Sinittaユーロビート系の「いま聴くのはキツいかなあ…シリーズ」としては、シニータも代表格に挙げられるでしょう。「ソー・マッチョ」「トーイ・ボーイ」「G.T.O.」などなど、往年のヒット曲を耳にするたび、80年代後半のバブルディスコの気恥ずかしさがよみがえります。

1964年米国に生まれ、英国に育った彼女は、ディスコが80年以降も生き残り、ユーロビートの発信源の一つでもあった英国で女優、ダンサー、歌手として活躍しました。

「ソー・メニー・メン」(82年)のミケール・ブラウンの娘、「ノック・オン・ウッド」(79年)のエイミー・スチュアートの姪であることはかなり知られています。「ブレイク・ミー」のホット・ゴシップに在籍していたことも以前の投稿で触れました。しかし、これに限らず、彼女はけっこうエピソードが豊富な人です。

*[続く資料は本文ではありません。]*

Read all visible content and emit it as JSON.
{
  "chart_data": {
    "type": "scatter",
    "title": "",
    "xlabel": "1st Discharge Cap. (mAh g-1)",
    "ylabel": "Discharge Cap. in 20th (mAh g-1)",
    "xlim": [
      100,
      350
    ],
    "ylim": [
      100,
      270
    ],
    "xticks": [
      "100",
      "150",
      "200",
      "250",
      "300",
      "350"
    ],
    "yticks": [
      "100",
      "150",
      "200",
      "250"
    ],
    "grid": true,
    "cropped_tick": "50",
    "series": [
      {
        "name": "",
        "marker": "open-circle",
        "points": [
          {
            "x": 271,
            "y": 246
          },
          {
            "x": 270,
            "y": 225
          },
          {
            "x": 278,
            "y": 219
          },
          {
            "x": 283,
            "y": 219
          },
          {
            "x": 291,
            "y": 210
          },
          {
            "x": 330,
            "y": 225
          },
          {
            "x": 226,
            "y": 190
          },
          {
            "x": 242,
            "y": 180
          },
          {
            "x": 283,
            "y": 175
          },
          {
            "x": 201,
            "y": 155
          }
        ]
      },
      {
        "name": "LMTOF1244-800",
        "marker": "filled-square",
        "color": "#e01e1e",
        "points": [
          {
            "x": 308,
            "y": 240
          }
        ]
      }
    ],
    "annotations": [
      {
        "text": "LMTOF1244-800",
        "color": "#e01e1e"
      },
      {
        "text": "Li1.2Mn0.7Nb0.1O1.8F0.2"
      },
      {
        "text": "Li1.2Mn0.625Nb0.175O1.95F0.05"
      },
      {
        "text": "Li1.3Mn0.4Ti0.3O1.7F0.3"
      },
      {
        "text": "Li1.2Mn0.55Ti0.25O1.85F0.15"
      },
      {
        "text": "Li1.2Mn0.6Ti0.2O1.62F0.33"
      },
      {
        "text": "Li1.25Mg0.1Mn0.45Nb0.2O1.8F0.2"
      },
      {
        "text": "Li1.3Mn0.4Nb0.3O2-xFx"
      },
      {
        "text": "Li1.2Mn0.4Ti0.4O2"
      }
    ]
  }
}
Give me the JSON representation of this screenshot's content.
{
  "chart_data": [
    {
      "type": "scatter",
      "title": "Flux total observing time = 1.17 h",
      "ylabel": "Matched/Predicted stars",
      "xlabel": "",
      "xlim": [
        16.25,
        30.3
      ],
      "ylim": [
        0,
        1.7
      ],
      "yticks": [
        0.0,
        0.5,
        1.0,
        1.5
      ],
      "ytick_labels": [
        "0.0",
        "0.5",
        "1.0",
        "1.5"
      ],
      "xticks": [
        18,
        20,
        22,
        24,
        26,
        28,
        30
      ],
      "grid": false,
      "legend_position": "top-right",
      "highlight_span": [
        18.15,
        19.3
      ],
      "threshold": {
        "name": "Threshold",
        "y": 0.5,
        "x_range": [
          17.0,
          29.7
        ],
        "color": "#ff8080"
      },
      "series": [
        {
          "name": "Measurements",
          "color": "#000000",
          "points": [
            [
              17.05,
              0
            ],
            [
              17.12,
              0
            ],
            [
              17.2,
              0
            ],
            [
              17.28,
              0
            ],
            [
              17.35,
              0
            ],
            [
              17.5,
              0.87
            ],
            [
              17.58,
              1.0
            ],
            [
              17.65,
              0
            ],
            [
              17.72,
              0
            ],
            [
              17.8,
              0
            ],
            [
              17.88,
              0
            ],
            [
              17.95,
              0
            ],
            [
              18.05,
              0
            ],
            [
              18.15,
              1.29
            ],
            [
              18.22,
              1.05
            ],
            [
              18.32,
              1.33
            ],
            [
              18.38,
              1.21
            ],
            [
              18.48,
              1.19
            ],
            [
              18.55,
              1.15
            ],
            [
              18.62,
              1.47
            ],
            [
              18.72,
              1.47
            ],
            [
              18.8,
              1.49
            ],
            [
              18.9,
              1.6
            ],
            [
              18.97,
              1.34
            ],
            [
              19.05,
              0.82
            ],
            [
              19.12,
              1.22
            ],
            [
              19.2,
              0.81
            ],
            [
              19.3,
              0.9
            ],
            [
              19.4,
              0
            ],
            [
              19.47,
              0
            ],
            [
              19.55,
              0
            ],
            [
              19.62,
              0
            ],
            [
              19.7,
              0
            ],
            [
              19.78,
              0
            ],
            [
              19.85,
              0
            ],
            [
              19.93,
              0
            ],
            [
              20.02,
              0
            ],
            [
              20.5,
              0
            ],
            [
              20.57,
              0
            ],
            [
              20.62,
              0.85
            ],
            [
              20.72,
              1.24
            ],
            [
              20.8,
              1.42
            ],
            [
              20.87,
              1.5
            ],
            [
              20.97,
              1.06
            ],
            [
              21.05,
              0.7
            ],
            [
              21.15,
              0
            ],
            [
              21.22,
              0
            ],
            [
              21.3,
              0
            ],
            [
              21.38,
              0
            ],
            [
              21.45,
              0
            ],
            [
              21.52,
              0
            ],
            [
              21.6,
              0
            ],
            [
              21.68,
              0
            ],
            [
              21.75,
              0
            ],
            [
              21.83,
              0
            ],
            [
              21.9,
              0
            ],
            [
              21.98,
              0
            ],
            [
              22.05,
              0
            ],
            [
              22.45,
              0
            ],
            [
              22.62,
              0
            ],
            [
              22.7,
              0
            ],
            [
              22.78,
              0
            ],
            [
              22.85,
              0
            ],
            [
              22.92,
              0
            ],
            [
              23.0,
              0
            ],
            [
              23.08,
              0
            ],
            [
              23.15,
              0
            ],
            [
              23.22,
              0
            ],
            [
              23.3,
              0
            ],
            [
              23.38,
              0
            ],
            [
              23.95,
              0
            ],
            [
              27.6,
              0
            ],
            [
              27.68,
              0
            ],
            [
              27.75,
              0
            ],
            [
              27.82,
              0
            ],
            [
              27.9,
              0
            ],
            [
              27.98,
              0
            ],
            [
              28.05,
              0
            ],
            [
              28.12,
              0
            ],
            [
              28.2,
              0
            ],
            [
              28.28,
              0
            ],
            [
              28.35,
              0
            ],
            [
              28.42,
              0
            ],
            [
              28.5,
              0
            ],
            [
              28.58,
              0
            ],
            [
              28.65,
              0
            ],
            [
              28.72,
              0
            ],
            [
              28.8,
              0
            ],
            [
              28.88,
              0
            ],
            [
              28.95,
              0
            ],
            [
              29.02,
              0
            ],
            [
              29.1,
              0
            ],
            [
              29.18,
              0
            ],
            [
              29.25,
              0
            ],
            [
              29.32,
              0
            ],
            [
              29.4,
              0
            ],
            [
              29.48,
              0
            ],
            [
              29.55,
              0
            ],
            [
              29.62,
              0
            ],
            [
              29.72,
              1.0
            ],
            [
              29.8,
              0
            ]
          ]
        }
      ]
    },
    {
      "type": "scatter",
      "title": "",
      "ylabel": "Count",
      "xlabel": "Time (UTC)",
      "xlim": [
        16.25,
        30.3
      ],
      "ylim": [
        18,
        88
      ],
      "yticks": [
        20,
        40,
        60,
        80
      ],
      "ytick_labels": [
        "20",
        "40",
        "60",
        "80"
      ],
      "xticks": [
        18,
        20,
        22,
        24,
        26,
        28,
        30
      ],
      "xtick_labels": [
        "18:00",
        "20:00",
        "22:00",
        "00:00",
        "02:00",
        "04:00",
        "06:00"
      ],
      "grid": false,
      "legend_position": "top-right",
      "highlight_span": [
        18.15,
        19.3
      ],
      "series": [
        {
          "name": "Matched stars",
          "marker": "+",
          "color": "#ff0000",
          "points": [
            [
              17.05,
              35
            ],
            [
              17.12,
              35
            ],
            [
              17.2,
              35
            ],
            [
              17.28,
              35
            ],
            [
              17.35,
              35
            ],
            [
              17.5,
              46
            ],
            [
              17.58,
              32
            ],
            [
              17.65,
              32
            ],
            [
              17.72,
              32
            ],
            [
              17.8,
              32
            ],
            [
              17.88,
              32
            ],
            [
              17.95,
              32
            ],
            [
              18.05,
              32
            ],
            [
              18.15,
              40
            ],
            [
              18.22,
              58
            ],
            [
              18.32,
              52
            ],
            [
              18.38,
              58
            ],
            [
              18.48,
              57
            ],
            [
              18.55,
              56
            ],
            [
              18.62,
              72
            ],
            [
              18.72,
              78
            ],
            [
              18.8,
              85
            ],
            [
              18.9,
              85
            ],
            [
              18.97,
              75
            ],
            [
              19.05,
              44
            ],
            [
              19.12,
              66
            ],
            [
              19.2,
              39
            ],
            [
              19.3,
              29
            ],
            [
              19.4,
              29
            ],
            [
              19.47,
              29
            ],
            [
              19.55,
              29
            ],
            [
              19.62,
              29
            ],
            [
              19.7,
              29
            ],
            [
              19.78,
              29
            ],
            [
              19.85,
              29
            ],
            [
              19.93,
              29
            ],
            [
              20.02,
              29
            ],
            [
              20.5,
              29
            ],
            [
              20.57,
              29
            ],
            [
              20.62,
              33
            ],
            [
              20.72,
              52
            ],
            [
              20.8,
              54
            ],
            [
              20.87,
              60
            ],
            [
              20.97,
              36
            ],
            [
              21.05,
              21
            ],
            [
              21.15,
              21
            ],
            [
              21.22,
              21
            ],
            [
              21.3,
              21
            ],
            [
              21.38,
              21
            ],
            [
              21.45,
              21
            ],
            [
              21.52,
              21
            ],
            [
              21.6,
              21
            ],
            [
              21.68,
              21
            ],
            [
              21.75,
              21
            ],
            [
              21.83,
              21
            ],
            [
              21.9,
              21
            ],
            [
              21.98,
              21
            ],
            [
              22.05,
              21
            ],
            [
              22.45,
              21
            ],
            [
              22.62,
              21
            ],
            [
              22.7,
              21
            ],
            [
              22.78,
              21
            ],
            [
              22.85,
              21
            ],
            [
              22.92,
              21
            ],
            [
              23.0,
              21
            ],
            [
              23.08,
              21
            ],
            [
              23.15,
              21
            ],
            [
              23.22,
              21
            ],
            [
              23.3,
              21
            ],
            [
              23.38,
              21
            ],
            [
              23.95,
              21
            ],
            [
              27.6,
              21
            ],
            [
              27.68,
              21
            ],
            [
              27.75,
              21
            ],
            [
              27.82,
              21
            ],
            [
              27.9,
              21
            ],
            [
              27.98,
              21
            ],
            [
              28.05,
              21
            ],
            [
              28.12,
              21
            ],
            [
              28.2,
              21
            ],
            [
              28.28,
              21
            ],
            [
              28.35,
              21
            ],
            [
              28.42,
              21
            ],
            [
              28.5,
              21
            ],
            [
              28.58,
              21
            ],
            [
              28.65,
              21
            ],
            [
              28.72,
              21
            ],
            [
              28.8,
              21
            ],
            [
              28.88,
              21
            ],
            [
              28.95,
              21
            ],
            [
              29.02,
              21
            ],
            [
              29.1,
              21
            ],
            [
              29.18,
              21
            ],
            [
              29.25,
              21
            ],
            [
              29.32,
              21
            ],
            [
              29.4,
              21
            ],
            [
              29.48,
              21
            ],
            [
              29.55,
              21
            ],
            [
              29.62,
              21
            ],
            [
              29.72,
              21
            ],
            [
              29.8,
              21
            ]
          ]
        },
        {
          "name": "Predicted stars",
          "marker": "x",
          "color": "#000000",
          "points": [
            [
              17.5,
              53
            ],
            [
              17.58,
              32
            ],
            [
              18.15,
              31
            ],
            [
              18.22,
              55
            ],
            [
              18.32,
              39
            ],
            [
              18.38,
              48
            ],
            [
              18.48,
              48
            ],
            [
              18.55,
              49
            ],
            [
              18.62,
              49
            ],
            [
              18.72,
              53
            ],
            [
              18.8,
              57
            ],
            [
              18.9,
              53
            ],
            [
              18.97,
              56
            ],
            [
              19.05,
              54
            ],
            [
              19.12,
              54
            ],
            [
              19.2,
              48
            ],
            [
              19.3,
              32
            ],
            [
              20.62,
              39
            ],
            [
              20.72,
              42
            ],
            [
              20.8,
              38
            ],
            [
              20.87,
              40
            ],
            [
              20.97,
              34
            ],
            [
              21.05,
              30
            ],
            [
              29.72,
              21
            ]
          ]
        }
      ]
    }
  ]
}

私がまず特筆したいのは、売れる前の1983年初頭、フォレストというアーチストの「ロック・ザ・ボート」のビデオクリップに出ていたということ。先日、YouTubeでその動画を発見したので下に紹介しておきますが、非常に珍しいものと思われます。



この動画をアップしたのは、どうやら当時のビデオ制作者本人らしく、動画がスタートする直前の字幕で、「金曜日の夜に注文を受けて、日曜日午前中の3時間で仕上げて、月曜日朝9時半にTOTPに届けたという、思い出深い作品だ」とエピソードを語っています。TOTPとは「Top Of The Pops」の略で、日本の「ザ・ベストテン」みたいに英国で当時、大人気だった音楽番組のことだと思われます。ついでにこの人のプロフィールをみると、「YouTubeに動画を掲載するのは、自分の作品を紹介するだけではなく、今でも仕事を探しているからです」と書いています。いま仕事がなくて困っているのでしょうか??

フォレストの「ロック・ザ・ボート」(邦題:「愛の航海」)は、「世界初のディスコヒット」ともいわれる有名なヒューズ・コーポレーションの同名曲(74年)をディスコリメイクした曲で、英国一般チャートでは4位まで上昇しております。

当時の日本のディスコでもとて〜も流行っていました。私自身、札幌の「テレサ・ガリレオ」という店で執拗にプレイされていたのを思い出します。お気に入りの曲だったこともあり、粘着質でくねくね踊った記憶があります。

動画をみると、確かに下積み時代のシニータが「黒人が踊る白鳥の湖」のようないでたちで、ほかの出演者とともに画面いっぱいに飛び回っているのがなんとかわかります。ただし、3時間で仕上げた超やっつけ仕事のビデオだけに、内容はトホホですがね。

シニータはこの後まもなく、ストック・エイトケン・ウォーターマン(SAW)という大ヒットメーカーのプロデューサー・チームらの力を借りつつ、「ユーロの女王」として君臨するわけです。「あの日にゲット・ライト・バック」(原曲はマキシ・ナイチンゲール)「夜明けのヒッチハイク」(原曲はバニティ・フェア)みたいに、過去のヒット曲のリメイクも多かったですね。ちなみに、スターの仲間入りをして浮いた話も増え、かのブラッド・ピットと付き合っていた時期もあったそうです。

カイリー・ミノーグやバナナラマもそうですけど、SAWなどが生み出したユーロビートものは80年代後半、米国一般チャートでさえ相当に上位にきていましたから、世界的なブームでした。「いま聴くとツラい」とはいえ、もしかしたら侮れないのかもしれません、ザ・ユーロビート。

シニータは90年以降には失速しましたが、2000年代に入り、音楽以外のことで再び話題を提供しています。英国の複数のメディア報道によると、夫Andy Willnerの間に子が生まれなかったため、代理母を頼んで出産してもらおうとしたのでした。けれども、それでも代理母が流産するなどして失敗し、2年前、2人の養子を迎えることを決めました。

再発CDは各種あります。写真はビクターの国内盤「Sinitta!」で、「あの日にゲット・ライト・バック」をはじめ、トーイ・ボーイより後のヒット曲が並んでいます。

フォレスト「ロック・ザ・ボート」の方は、スペインのディスココンピ「I Love Disco Vol3」に12インチバージョンが収録されています。でも、この12インチはやたらと長くて(9分近い)間のびするため、動画にあるショートバージョンの方が好きですね。